Mohamed Abdelaziz affirme l’engagement du Front Polisario à faire libérer les otages
Le président sahraoui, Mohamed Abdelaziz a affirmé hier que la République arabe sahraouie démocratique (RASD) s’engage à faire libérer les activistes humanitaires européens pris en otage le 22 octobre.
« La RASD veille à respecter la convention de lutte contre le terrorisme dans le cadre de l’Union africaine (UA). Elle s’engage également à s’efforcer pour parvenir à faire libérer les otages dans les plus brefs délais », a dit Mohamed Abdelaziz.
Il est à noter que le président sahraoui n’a pas donné de détails sur les circonstances du rapt des humanitaires européens et les démarches prises par son pays pour la libération de ces otages. « Pas de nouveauté sur l’affaire », a-t-il répondu à une question à ce sujet.
L’interlocuteur a, en revanche, appelé la communauté internationale à manifester sa solidarité avec le peuple sahraoui qui « est confronté au terrorisme marocain depuis 1975 et qui souffre actuellement du terrorisme sous un nouveau visage ».
Le secrétaire général du Front Polisario est revenu en marge de la 2e Conférence internationale sur le thème : « Le droit des peuples à la résistance : le cas du peuple de sahraoui » qu’abrite l’Algérie sur la question de l’obtention du Royaume du Maroc d’un siège de membre non permanent au Conseil de sécurité de l’ONU et son éventuel effet sur la poursuite de négociations entre les deux pays.

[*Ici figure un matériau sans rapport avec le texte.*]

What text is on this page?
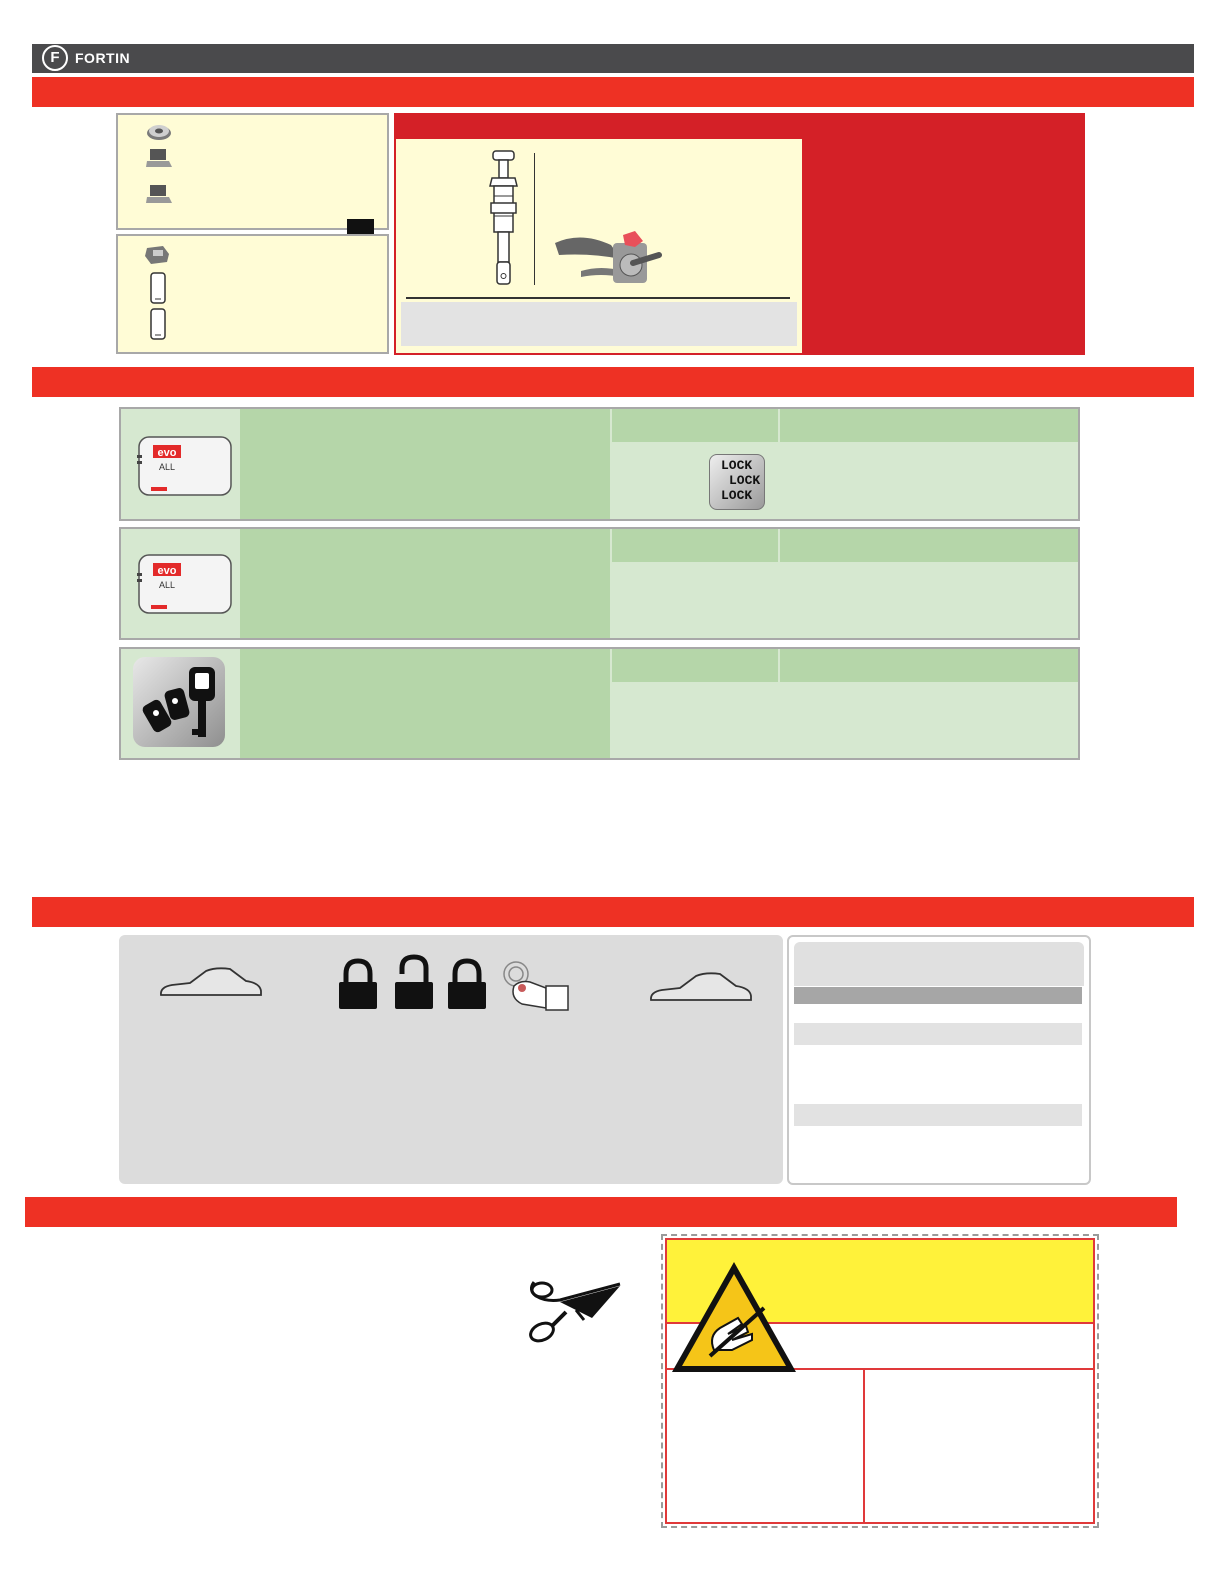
F	FORTIN
evo
ALL	LOCK
LOCK
LOCK
evo
ALL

Selon le SG du Front Polisario, « ce siège obtenu par le Maroc ne changera rien car l’affaire sahraouie est bel et bien claire tout comme les résolutions de la Cour pénale internationale (CPI) et de l’ONU qui sont également claires ».
Mohamed Abdelaziz n’a pas caché aussi ses doutes quant à la légitimité de ce siège au Maroc, lequel doit être accordé à la Mauritanie.
Il a appelé également l’Onu à permettre aux membres du Front Polisario d’intervenir lors des audiences afin de pouvoir « faire entendre leurs voix ».
Il a aussi critiqué vivement la position de la France qui soutient le Royaume marocain et bloque une solution juste du conflit en usant de son droit de veto à l’Onu concernant le projet de confier à la Minurso (Mission des Nations unies pour l’organisation du référendum au Sahara occidental) la prérogative de protéger les droits de l’Homme dans les territoires sahraouis occupés.
Il convient de noter que cette conférence de deux jours a réuni près de 1 200 participants et 30 pays venus présenter leur solidarité avec la résistance pacifique du peuple sahraoui.